Go Blue for Breakfast

The World Diabetes Day 2014 campaign is asking everyone to Go Blue for Breakfast in November by organising a healthy breakfast activity in your local community to highlight the importance of eating healthy to help prevent type 2 diabetes and avoid the serious complications of the disease.

You can join the campaign by:

  • Getting your friends, family, colleagues or members of your organisation together and asking them to join you for a healthy breakfast to mark World Diabetes Day on 14 November.
  • Identifying a public place in your town or city where the breakfast could be held. If possible, choose a well-known location to engage the wider public and attract media interest.
  • Ensuring that all participants at the breakfast wear blue, the colour of the blue circle - the global symbol for diabetes awareness. The International Diabetes Federation has a selection of blue-branded materials [http://www.idf.org/worlddiabetesday/merchandise] that you can choose from.

Once your activity is confirmed you can submit it on our custom online platform so that it can be shared with the global community.

All Go Blue for Breakfast events submitted will be displayed on our global map and the number of participants will go towards filling the blue circle in the centre of the platform. Help us reach the largest total possible in support of the 382 million people with diabetes and the many more at risk.

Submit your healthy breakfast

Our Go Blue for Breakfast platform will also promote the importance of starting the day with a healthy breakfast by showcasing recipes from around the world. If you have a healthy recipe that you would like to share with the global community, you can submit it online by listing the ingredients, measurements and cooking method and providing a picture. Recipes from Argentina, Mexico and Spain have already been submitted.

To kick-off the Go Blue for Breakfast campaign we are pleased to feature an interview with celebrity chef and IDF Blue Circle Champion Charles Mattocks, who is very active in promoting the importance of eating healthy, particularly among children and youth.

You are working really hard to educate and inspire people around the world. Where does your inspiration come from?
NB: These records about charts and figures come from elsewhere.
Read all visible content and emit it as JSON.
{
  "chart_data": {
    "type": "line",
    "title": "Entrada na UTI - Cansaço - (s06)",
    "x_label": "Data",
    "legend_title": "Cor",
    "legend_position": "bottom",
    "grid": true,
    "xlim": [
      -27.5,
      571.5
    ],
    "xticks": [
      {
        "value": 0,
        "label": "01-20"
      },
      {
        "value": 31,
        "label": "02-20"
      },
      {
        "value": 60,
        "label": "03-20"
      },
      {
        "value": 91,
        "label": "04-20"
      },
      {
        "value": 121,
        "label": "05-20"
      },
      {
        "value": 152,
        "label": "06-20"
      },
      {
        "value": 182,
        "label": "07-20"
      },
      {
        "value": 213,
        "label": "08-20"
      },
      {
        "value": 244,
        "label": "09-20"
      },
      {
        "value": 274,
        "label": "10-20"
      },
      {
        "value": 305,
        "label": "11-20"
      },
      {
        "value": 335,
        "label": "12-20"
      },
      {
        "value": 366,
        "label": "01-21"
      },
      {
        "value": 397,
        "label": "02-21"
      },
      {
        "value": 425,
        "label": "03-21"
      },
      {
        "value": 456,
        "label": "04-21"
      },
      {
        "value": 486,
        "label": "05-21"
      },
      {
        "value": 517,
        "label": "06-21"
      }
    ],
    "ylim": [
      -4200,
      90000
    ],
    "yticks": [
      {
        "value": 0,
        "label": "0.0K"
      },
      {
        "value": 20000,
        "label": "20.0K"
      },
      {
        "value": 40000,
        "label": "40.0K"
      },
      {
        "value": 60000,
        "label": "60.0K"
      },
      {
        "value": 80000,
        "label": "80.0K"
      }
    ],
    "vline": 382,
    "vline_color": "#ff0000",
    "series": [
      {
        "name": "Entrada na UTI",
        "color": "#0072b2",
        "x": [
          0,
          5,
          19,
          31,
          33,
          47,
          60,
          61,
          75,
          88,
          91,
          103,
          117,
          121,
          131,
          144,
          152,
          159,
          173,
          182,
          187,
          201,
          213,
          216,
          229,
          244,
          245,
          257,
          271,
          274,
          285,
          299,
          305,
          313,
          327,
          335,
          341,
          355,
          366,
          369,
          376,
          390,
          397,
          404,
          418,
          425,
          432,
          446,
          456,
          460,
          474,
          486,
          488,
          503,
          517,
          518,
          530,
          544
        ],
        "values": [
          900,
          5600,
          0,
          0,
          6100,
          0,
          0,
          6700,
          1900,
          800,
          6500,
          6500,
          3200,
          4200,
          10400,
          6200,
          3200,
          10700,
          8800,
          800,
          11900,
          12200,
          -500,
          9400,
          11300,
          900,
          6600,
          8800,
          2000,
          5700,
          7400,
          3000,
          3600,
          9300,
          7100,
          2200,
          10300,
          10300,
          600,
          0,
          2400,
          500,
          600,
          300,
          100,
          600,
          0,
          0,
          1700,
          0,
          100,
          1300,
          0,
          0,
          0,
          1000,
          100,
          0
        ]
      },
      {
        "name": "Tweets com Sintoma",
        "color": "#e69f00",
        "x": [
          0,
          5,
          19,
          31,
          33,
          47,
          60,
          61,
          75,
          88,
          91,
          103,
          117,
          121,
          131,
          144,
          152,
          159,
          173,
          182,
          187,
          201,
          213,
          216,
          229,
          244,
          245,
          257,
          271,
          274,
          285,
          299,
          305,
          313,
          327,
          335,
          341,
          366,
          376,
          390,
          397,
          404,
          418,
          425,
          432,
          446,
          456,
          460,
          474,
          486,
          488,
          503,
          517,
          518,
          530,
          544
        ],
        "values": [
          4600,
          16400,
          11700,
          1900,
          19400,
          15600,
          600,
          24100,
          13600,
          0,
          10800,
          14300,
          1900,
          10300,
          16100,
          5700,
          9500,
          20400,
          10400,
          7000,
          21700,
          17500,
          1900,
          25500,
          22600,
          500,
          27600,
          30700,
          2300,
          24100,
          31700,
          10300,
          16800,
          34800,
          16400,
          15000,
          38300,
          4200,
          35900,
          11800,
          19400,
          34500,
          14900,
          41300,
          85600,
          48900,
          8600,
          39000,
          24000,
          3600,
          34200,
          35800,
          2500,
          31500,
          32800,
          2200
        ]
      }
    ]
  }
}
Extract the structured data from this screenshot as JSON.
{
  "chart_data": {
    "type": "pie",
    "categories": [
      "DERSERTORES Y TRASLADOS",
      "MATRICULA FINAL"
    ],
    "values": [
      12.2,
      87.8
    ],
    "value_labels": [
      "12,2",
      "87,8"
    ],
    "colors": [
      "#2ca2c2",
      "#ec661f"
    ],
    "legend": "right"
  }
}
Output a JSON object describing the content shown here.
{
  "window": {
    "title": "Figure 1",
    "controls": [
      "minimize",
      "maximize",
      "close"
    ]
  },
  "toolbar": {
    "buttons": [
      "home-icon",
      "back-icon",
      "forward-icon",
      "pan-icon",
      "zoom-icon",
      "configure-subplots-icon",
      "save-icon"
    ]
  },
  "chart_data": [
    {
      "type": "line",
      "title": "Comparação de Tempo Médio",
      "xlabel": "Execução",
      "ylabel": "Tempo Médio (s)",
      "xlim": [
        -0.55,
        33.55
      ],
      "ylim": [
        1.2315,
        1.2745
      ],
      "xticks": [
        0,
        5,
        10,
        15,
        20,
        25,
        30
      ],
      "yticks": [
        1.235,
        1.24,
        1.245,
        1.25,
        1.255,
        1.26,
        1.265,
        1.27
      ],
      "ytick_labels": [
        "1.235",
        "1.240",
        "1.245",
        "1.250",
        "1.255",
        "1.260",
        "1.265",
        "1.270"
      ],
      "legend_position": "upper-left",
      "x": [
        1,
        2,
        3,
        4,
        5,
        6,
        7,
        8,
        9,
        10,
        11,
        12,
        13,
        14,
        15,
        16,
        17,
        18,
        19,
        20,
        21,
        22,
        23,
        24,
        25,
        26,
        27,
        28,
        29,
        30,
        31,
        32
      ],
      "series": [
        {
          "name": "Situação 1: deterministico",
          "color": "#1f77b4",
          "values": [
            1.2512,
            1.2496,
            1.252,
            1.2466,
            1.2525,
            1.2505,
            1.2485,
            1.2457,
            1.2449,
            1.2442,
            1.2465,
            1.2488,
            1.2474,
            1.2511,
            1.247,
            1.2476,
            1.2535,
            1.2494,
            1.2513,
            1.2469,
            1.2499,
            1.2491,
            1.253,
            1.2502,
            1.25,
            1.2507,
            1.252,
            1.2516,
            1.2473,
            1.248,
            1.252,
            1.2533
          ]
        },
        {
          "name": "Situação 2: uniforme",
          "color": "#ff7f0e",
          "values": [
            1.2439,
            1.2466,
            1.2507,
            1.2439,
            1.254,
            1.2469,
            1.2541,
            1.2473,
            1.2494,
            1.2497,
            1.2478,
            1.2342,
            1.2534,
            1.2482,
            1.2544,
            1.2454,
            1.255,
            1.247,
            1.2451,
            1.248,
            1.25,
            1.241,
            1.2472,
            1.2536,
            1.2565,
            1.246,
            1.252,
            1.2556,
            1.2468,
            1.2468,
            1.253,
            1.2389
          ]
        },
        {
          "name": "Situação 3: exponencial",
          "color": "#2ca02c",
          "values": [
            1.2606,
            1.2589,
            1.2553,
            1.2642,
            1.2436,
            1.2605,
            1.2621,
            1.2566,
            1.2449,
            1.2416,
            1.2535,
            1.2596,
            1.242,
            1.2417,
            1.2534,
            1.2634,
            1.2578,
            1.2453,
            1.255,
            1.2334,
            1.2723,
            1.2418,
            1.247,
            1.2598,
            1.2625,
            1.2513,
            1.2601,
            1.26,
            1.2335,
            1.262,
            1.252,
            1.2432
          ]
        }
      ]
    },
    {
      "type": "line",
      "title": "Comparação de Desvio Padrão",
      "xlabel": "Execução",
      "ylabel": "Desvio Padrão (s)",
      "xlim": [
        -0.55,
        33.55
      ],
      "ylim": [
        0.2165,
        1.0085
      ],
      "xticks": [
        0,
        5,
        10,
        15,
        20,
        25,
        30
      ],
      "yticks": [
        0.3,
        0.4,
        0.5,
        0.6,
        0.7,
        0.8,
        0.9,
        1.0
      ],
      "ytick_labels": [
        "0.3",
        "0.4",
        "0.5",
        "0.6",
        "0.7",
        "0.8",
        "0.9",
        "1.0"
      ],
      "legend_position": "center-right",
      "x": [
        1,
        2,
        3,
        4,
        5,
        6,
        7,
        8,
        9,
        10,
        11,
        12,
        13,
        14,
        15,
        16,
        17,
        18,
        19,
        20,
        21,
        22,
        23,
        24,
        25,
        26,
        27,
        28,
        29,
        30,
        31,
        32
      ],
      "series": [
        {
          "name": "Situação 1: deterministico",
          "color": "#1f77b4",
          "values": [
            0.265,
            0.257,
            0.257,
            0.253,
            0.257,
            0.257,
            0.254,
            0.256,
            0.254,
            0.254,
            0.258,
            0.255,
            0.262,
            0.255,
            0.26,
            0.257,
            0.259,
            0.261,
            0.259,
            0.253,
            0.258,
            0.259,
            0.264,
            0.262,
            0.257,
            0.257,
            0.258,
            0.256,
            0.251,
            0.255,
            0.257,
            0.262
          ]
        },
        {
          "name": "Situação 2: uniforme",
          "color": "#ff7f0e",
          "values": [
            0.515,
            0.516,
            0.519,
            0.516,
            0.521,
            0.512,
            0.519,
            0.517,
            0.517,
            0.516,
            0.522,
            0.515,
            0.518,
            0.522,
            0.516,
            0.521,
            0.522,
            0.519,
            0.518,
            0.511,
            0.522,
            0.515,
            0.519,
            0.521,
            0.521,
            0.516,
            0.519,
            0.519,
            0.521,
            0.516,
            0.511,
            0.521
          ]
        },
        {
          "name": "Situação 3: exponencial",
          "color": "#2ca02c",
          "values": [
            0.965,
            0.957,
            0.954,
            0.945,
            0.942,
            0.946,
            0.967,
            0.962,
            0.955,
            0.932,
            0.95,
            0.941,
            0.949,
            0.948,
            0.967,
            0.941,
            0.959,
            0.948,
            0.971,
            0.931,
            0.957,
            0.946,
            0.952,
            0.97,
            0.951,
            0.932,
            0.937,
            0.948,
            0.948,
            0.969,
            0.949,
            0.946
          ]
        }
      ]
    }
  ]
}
My inspiration now comes from another place. When I was a baby in diabetes it came from wanting to carve my place as an advocate. Now it comes from seeing people with diabetes that at times have very little and just need a helping hand. I recently met a woman in Jamaica that I was shooting for my film, who had just lost her job and was about to lose her home as a result of issues that her diabetes had caused. So now it's about the faces that are hurting not just from the condition but the aftermath.

The 2014 campaign is focusing on healthy eating and diabetes. How important is it to have a healthy lifestyle and eat healthy?

Eating, as we have heard, is your medicine and the more I travel and see the role food plays it's so key. Healthy foods in my opinion are 80 percent of the issue. Many people do a lot of walking because they have no choice but their diets are so bad because they are not aware of the effect of the foods they consume and how they are preparing them. So even in areas of the world where we would think people would have so many fresh options they find a way to be unhealthy because as some say, 'they eat what they can afford."

Do you think it is possible to eat cheap but healthy?

We do it every day. I recently ate out at a local place in Kingston, Jamaica that makes Italian or vegetarian food. The cost of the meal was about USD 4, which depending on where you live in the world could be a lot of money or a small amount. Where we were it was a low price to pay for a meal and it was so healthy and tasty. But with that same USD 4 in Jamaica you could make the same meal and it would last you two days. So yes, if you take the time to really look for deals and shop fresh and local, you can have healthy food that's inexpensive.

Which key elements should be included in a healthy breakfast?

A key element in a healthy breakfast for me is a positive attitude. When we wake up each morning we should start the day knowing we can live a great life health wise. That will allow the rest of the day to be a success. I like to keep breakfast light and simple and water is key for me. Drinking water and then making sure we have some foods that won't weigh us down or start us off on the wrong path for the day.

What are your projects for 2014 and how do you see the fight against diabetes progressing in the coming years?

We have many big plans ahead of us. My upcoming projects are the first ever diabetes reality TV show Reversed and I have also just shot a new show called Conversation in the Kitchen which is focused on healthy eating. I have also been busy promoting my children's book Diabetes and healthy eating and helping kids in Jamaica with healthy cooking demos. We were also happy to team up with the Diabetes Association of Jamaica to do a diabetes screening at a school where we tested over 70 staff and teachers. We will be continuing this effort and going back to the islands to educate children so that they can become informed adults.